Face à l’augmentation continue des prix, les Français sont contraints de modifier leurs habitudes. Marcher, prendre le vélo ou utiliser les transports en commun deviennent des alternatives incontournables. Toutefois, pour certains, comme Fabien, éducateur dans un collège du Puy-de-Dôme, la voiture reste indispensable. Cet homme de 54 ans parcourt 80 kilomètres par jour pour se rendre à son travail, une situation qui lui semble de plus en plus difficile à supporter.
Fabien explique avec une certaine désespérance : « Pour moi, c’est impossible. J’ai une paie qui n’est pas extraordinaire… En net, je suis à 1.500 euros. À la fin du mois, je n’ai plus rien ». Sa situation s’est détériorée au fil des années, et la crise actuelle a accentué ses difficultés. « Je pars à 7h le matin et je rentre à 19h le soir… Je n’en peux plus », confie-t-il.

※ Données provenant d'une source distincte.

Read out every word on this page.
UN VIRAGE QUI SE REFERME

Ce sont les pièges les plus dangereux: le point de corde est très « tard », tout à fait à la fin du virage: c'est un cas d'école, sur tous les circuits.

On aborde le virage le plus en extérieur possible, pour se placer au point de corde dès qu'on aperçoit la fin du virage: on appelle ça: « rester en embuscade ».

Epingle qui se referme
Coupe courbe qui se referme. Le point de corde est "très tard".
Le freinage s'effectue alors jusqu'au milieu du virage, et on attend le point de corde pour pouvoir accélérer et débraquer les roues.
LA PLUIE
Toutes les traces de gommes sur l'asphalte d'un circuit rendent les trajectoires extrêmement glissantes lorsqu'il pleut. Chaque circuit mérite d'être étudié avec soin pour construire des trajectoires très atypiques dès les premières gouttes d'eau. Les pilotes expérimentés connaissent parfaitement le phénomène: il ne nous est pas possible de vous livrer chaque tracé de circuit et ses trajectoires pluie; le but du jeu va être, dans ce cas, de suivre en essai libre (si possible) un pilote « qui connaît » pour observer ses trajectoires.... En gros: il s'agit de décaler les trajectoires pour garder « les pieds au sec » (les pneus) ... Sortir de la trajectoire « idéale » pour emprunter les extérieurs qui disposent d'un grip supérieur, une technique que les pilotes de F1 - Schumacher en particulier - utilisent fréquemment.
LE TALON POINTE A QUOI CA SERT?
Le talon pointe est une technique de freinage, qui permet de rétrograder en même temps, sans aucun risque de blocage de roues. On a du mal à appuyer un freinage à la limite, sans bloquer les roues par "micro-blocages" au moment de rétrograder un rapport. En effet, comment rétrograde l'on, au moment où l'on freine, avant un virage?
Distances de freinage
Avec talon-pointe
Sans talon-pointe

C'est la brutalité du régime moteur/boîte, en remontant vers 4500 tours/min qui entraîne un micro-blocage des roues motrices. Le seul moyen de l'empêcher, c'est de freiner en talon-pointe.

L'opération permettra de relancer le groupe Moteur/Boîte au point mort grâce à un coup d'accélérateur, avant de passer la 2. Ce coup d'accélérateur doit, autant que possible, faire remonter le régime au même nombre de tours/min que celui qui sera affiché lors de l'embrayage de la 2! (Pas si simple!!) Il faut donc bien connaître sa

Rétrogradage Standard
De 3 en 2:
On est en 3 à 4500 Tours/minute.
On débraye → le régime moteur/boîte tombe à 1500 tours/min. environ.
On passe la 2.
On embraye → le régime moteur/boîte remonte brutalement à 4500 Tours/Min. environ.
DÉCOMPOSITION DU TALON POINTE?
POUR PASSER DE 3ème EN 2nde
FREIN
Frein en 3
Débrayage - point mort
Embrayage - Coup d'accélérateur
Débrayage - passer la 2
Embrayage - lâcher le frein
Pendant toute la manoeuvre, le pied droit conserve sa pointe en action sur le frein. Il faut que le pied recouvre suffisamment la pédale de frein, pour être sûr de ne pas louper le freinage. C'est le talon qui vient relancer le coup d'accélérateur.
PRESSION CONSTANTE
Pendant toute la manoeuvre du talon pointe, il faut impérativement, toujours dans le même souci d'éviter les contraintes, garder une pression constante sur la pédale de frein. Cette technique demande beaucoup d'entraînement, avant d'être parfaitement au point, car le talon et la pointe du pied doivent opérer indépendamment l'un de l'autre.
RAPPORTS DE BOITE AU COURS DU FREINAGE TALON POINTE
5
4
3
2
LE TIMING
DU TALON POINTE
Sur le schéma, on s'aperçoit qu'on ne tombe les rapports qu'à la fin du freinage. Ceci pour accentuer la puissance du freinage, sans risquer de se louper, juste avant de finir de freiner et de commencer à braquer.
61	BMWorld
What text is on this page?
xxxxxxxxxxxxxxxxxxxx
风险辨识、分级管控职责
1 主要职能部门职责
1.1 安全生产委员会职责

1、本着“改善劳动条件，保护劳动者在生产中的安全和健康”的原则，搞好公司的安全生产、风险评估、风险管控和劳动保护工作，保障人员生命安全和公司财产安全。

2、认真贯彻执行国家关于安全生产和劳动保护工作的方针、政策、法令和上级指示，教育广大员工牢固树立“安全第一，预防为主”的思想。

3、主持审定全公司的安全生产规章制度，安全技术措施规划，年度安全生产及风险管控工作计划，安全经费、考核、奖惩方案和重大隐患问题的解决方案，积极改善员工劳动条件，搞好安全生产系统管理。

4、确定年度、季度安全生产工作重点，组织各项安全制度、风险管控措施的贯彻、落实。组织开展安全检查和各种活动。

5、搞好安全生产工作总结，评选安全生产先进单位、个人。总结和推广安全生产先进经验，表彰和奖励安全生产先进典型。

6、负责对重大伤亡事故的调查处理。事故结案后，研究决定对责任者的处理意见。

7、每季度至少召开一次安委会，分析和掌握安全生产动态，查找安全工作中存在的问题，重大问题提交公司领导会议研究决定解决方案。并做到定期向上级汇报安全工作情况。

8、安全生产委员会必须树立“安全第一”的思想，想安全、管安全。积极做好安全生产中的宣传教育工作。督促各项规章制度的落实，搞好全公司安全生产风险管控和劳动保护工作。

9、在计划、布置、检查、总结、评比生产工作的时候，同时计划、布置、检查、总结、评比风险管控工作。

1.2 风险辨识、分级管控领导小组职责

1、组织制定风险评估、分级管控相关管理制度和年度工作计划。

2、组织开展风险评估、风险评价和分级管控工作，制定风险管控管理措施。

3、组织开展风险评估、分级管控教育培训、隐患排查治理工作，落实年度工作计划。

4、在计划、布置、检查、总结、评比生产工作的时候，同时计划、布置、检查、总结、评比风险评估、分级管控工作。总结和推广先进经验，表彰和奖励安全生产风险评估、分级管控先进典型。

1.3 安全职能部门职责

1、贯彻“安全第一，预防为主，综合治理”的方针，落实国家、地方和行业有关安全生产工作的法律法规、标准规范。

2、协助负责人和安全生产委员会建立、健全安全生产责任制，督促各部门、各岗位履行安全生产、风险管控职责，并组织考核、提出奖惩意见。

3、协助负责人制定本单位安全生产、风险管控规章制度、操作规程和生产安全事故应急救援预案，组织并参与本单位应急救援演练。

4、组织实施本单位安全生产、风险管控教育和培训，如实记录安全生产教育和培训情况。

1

Ce père de famille, qui a déjà eu quatre enfants à charge, trouve que les temps ont changé et que la vie est devenue beaucoup plus difficile. « Maintenant, on n’y arrive plus alors qu’on n’est que deux », s’inquiète-t-il. Dans un contexte où chaque centime compte, Fabien envisage des solutions extrêmes pour réduire ses frais. « Je souhaite maintenant dormir dans mon collège la semaine pour éviter un maximum les dépenses liées au carburant », déclare-t-il avec une certaine gêne.
Son hésitation à faire cette demande est révélatrice de son état d’esprit : « Je n’ai pas encore osé demander. J’ai limite honte… Je suis un peu découragé ». La lutte pour la survie financière se traduit par des sacrifices dans son quotidien. « On essaie de faire des économies de partout. Les sorties, c’est zéro, les vacances, c’est très peu », ajoute-t-il. Une situation partagée par de nombreux Français qui, comme lui, vivent sur un fil, jonglant entre les dépenses et les besoins essentiels.
La situation économique générale n’est pas plus encourageante. Au premier trimestre 2026, la croissance a été évaluée à 0 %, un signe alarmant de l’état de l’économie française. Ce contexte difficile pousse de nombreuses personnes à envisager des solutions alternatives, certaines même extrêmes, pour tenter de garder la tête hors de l’eau.
Ce témoignage met en lumière les défis que rencontrent les travailleurs face à la hausse continue des prix des carburants. Alors que le gouvernement appelle à la modération, la réalité du terrain révèle une détresse croissante. La solidarité et l’entraide deviennent des valeurs essentielles pour surmonter cette crise sans précédent.